The bottom line: umami-rich foods like bone broth give you a sense of fullness and completion so that you can maintain a healthy weight. Win-win!
One of the challenges to getting umami tastes in our food is that it often requires lots of time. Our life-styles rarely allow us to spend hours in the kitchen. Mountain Meadow Bone Broth can solve that problem because we spend the time cooking the deep flavor, so you don’t have to.
Here are two 30-minutes meals that are sure to satisfy.
This is really more a process than a specific recipe. You can use the same process to create any number of different meals, each with a different taste, depending on what veggies, seasonings and protein you use. Experiment and try new combinations!
Cook a favorite grain (rice, quinoa, barley) by substituting half the water with Mountain Meadow Bone Broth.
Note – If you are not eating grains, steam some greens instead
While the grain is cooking, sauté your favorite veggies (or whatever you have on hand). Be sure to use a healthy fat like grass-fed butter or ghee, coconut oil, or avocado oil. Add salt, pepper and garlic to taste. (Or any other seasoning you like).
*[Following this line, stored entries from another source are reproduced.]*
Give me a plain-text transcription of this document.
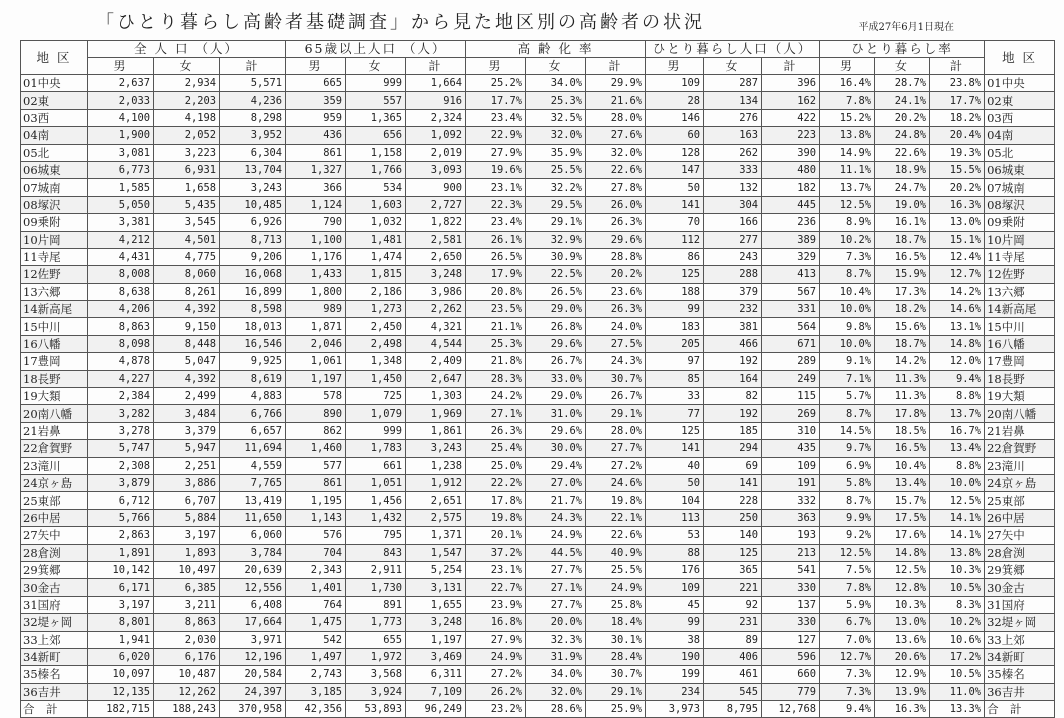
「ひとり暮らし高齢者基礎調査」から見た地区別の高齢者の状況	平成27年6月1日現在
地 区	全 人 口 （人）			65歳以上人口 （人）			高 齢 化 率			ひとり暮らし人口（人）			ひとり暮らし率			地 区
	男	女	計	男	女	計	男	女	計	男	女	計	男	女	計	
01中央	2,637	2,934	5,571	665	999	1,664	25.2%	34.0%	29.9%	109	287	396	16.4%	28.7%	23.8%	01中央
02東	2,033	2,203	4,236	359	557	916	17.7%	25.3%	21.6%	28	134	162	7.8%	24.1%	17.7%	02東
03西	4,100	4,198	8,298	959	1,365	2,324	23.4%	32.5%	28.0%	146	276	422	15.2%	20.2%	18.2%	03西
04南	1,900	2,052	3,952	436	656	1,092	22.9%	32.0%	27.6%	60	163	223	13.8%	24.8%	20.4%	04南
05北	3,081	3,223	6,304	861	1,158	2,019	27.9%	35.9%	32.0%	128	262	390	14.9%	22.6%	19.3%	05北
06城東	6,773	6,931	13,704	1,327	1,766	3,093	19.6%	25.5%	22.6%	147	333	480	11.1%	18.9%	15.5%	06城東
07城南	1,585	1,658	3,243	366	534	900	23.1%	32.2%	27.8%	50	132	182	13.7%	24.7%	20.2%	07城南
08塚沢	5,050	5,435	10,485	1,124	1,603	2,727	22.3%	29.5%	26.0%	141	304	445	12.5%	19.0%	16.3%	08塚沢
09乗附	3,381	3,545	6,926	790	1,032	1,822	23.4%	29.1%	26.3%	70	166	236	8.9%	16.1%	13.0%	09乗附
10片岡	4,212	4,501	8,713	1,100	1,481	2,581	26.1%	32.9%	29.6%	112	277	389	10.2%	18.7%	15.1%	10片岡
11寺尾	4,431	4,775	9,206	1,176	1,474	2,650	26.5%	30.9%	28.8%	86	243	329	7.3%	16.5%	12.4%	11寺尾
12佐野	8,008	8,060	16,068	1,433	1,815	3,248	17.9%	22.5%	20.2%	125	288	413	8.7%	15.9%	12.7%	12佐野
13六郷	8,638	8,261	16,899	1,800	2,186	3,986	20.8%	26.5%	23.6%	188	379	567	10.4%	17.3%	14.2%	13六郷
14新高尾	4,206	4,392	8,598	989	1,273	2,262	23.5%	29.0%	26.3%	99	232	331	10.0%	18.2%	14.6%	14新高尾
15中川	8,863	9,150	18,013	1,871	2,450	4,321	21.1%	26.8%	24.0%	183	381	564	9.8%	15.6%	13.1%	15中川
16八幡	8,098	8,448	16,546	2,046	2,498	4,544	25.3%	29.6%	27.5%	205	466	671	10.0%	18.7%	14.8%	16八幡
17豊岡	4,878	5,047	9,925	1,061	1,348	2,409	21.8%	26.7%	24.3%	97	192	289	9.1%	14.2%	12.0%	17豊岡
18長野	4,227	4,392	8,619	1,197	1,450	2,647	28.3%	33.0%	30.7%	85	164	249	7.1%	11.3%	9.4%	18長野
19大類	2,384	2,499	4,883	578	725	1,303	24.2%	29.0%	26.7%	33	82	115	5.7%	11.3%	8.8%	19大類
20南八幡	3,282	3,484	6,766	890	1,079	1,969	27.1%	31.0%	29.1%	77	192	269	8.7%	17.8%	13.7%	20南八幡
21岩鼻	3,278	3,379	6,657	862	999	1,861	26.3%	29.6%	28.0%	125	185	310	14.5%	18.5%	16.7%	21岩鼻
22倉賀野	5,747	5,947	11,694	1,460	1,783	3,243	25.4%	30.0%	27.7%	141	294	435	9.7%	16.5%	13.4%	22倉賀野
23滝川	2,308	2,251	4,559	577	661	1,238	25.0%	29.4%	27.2%	40	69	109	6.9%	10.4%	8.8%	23滝川
24京ヶ島	3,879	3,886	7,765	861	1,051	1,912	22.2%	27.0%	24.6%	50	141	191	5.8%	13.4%	10.0%	24京ヶ島
25東部	6,712	6,707	13,419	1,195	1,456	2,651	17.8%	21.7%	19.8%	104	228	332	8.7%	15.7%	12.5%	25東部
26中居	5,766	5,884	11,650	1,143	1,432	2,575	19.8%	24.3%	22.1%	113	250	363	9.9%	17.5%	14.1%	26中居
27矢中	2,863	3,197	6,060	576	795	1,371	20.1%	24.9%	22.6%	53	140	193	9.2%	17.6%	14.1%	27矢中
28倉渕	1,891	1,893	3,784	704	843	1,547	37.2%	44.5%	40.9%	88	125	213	12.5%	14.8%	13.8%	28倉渕
29箕郷	10,142	10,497	20,639	2,343	2,911	5,254	23.1%	27.7%	25.5%	176	365	541	7.5%	12.5%	10.3%	29箕郷
30金古	6,171	6,385	12,556	1,401	1,730	3,131	22.7%	27.1%	24.9%	109	221	330	7.8%	12.8%	10.5%	30金古
31国府	3,197	3,211	6,408	764	891	1,655	23.9%	27.7%	25.8%	45	92	137	5.9%	10.3%	8.3%	31国府
32堤ヶ岡	8,801	8,863	17,664	1,475	1,773	3,248	16.8%	20.0%	18.4%	99	231	330	6.7%	13.0%	10.2%	32堤ヶ岡
33上郊	1,941	2,030	3,971	542	655	1,197	27.9%	32.3%	30.1%	38	89	127	7.0%	13.6%	10.6%	33上郊
34新町	6,020	6,176	12,196	1,497	1,972	3,469	24.9%	31.9%	28.4%	190	406	596	12.7%	20.6%	17.2%	34新町
35榛名	10,097	10,487	20,584	2,743	3,568	6,311	27.2%	34.0%	30.7%	199	461	660	7.3%	12.9%	10.5%	35榛名
36吉井	12,135	12,262	24,397	3,185	3,924	7,109	26.2%	32.0%	29.1%	234	545	779	7.3%	13.9%	11.0%	36吉井
合　計	182,715	188,243	370,958	42,356	53,893	96,249	23.2%	28.6%	25.9%	3,973	8,795	12,768	9.4%	16.3%	13.3%	合　計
Add a little left over protein (meatloaf, chicken, beans) or add uncooked protein of your choice. Be sure it is cut into small pieces for quicker cooking.
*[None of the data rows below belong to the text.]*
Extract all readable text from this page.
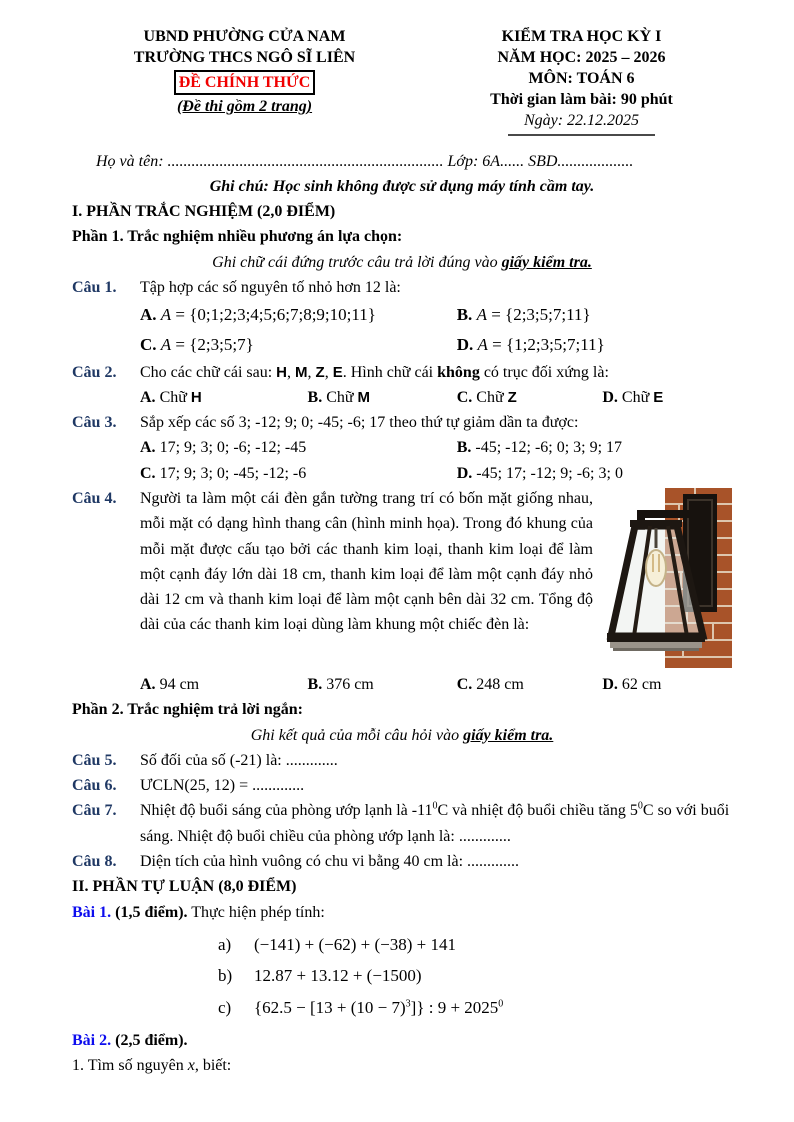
UBND PHƯỜNG CỬA NAM
TRƯỜNG THCS NGÔ SĨ LIÊN
ĐỀ CHÍNH THỨC
(Đề thi gồm 2 trang)
KIỂM TRA HỌC KỲ I
NĂM HỌC: 2025 – 2026
MÔN: TOÁN 6
Thời gian làm bài: 90 phút
Ngày: 22.12.2025
Họ và tên: ..................................................................... Lớp: 6A...... SBD...................
Ghi chú: Học sinh không được sử dụng máy tính cầm tay.
I. PHẦN TRẮC NGHIỆM (2,0 ĐIỂM)
Phần 1. Trắc nghiệm nhiều phương án lựa chọn:
Ghi chữ cái đứng trước câu trả lời đúng vào giấy kiểm tra.
Câu 1.	Tập hợp các số nguyên tố nhỏ hơn 12 là:
A. A = {0;1;2;3;4;5;6;7;8;9;10;11}	B. A = {2;3;5;7;11}
C. A = {2;3;5;7}	D. A = {1;2;3;5;7;11}
Câu 2.	Cho các chữ cái sau: H, M, Z, E. Hình chữ cái không có trục đối xứng là:
A. Chữ H	B. Chữ M	C. Chữ Z	D. Chữ E
Câu 3.	Sắp xếp các số 3; -12; 9; 0; -45; -6; 17 theo thứ tự giảm dần ta được:
A. 17; 9; 3; 0; -6; -12; -45	B. -45; -12; -6; 0; 3; 9; 17
C. 17; 9; 3; 0; -45; -12; -6	D. -45; 17; -12; 9; -6; 3; 0
Câu 4.	Người ta làm một cái đèn gắn tường trang trí có bốn mặt giống nhau, mỗi mặt có dạng hình thang cân (hình minh họa). Trong đó khung của mỗi mặt được cấu tạo bởi các thanh kim loại, thanh kim loại để làm một cạnh đáy lớn dài 18 cm, thanh kim loại để làm một cạnh đáy nhỏ dài 12 cm và thanh kim loại để làm một cạnh bên dài 32 cm. Tổng độ dài của các thanh kim loại dùng làm khung một chiếc đèn là:
A. 94 cm	B. 376 cm	C. 248 cm	D. 62 cm
Phần 2. Trắc nghiệm trả lời ngắn:
Ghi kết quả của mỗi câu hỏi vào giấy kiểm tra.
Câu 5.	Số đối của số (-21) là: .............
Câu 6.	ƯCLN(25, 12) = .............
Câu 7.	Nhiệt độ buổi sáng của phòng ướp lạnh là $-11^0C$ và nhiệt độ buổi chiều tăng $5^0C$ so với buổi sáng. Nhiệt độ buổi chiều của phòng ướp lạnh là: .............
Câu 8.	Diện tích của hình vuông có chu vi bằng 40 cm là: .............
II. PHẦN TỰ LUẬN (8,0 ĐIỂM)
Bài 1. (1,5 điểm). Thực hiện phép tính:
a)	(−141) + (−62) + (−38) + 141
b)	12.87 + 13.12 + (−1500)
c)	$\{62.5 - [13 + (10 - 7)^3]\}$ : $9 + 2025^0$
Bài 2. (2,5 điểm).
1. Tìm số nguyên x, biết:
Add a little broth (about ¼ cup for each cup of veggies)
Cover and simmer on low until the veggies are tender, and meat is cooked.
Serve the sautee over grain (or steamed greens) in a big bowl.
Quick Tip - You could prepare the grain ahead of time by making a big batch on the weekend. If cutting up the veggies feels like a chore at the end of the day, you can batch prep them as well.
Curried Butternut Squash Soup
1 medium diced onion
2 or more minced cloves of garlic
1 medium butternut squash (cut into 1 inch pieces)
1 tablespoon healthy fat (grass-fed butter or ghee, coconut oil, avocado oil)
1 tablespoon curry powder
1 can full fat coconut milk
1 pint Mountain Meadow Bone Broth (either chicken or beef)
In a large, heavy pot, heat a healthy fat. Add curry powder and cook for 1 minute.
Add the onion. Cook until translucent.
Add squash pieces and cook for 5 – 7 minutes
Add coconut milk and Mountain Meadow Bone Broth. Simmer until the squash is soft.
Use an immersion blender to puree. (Or do in batches in a blender). Add water or broth if it is too thick.
Season with salt and pepper to taste.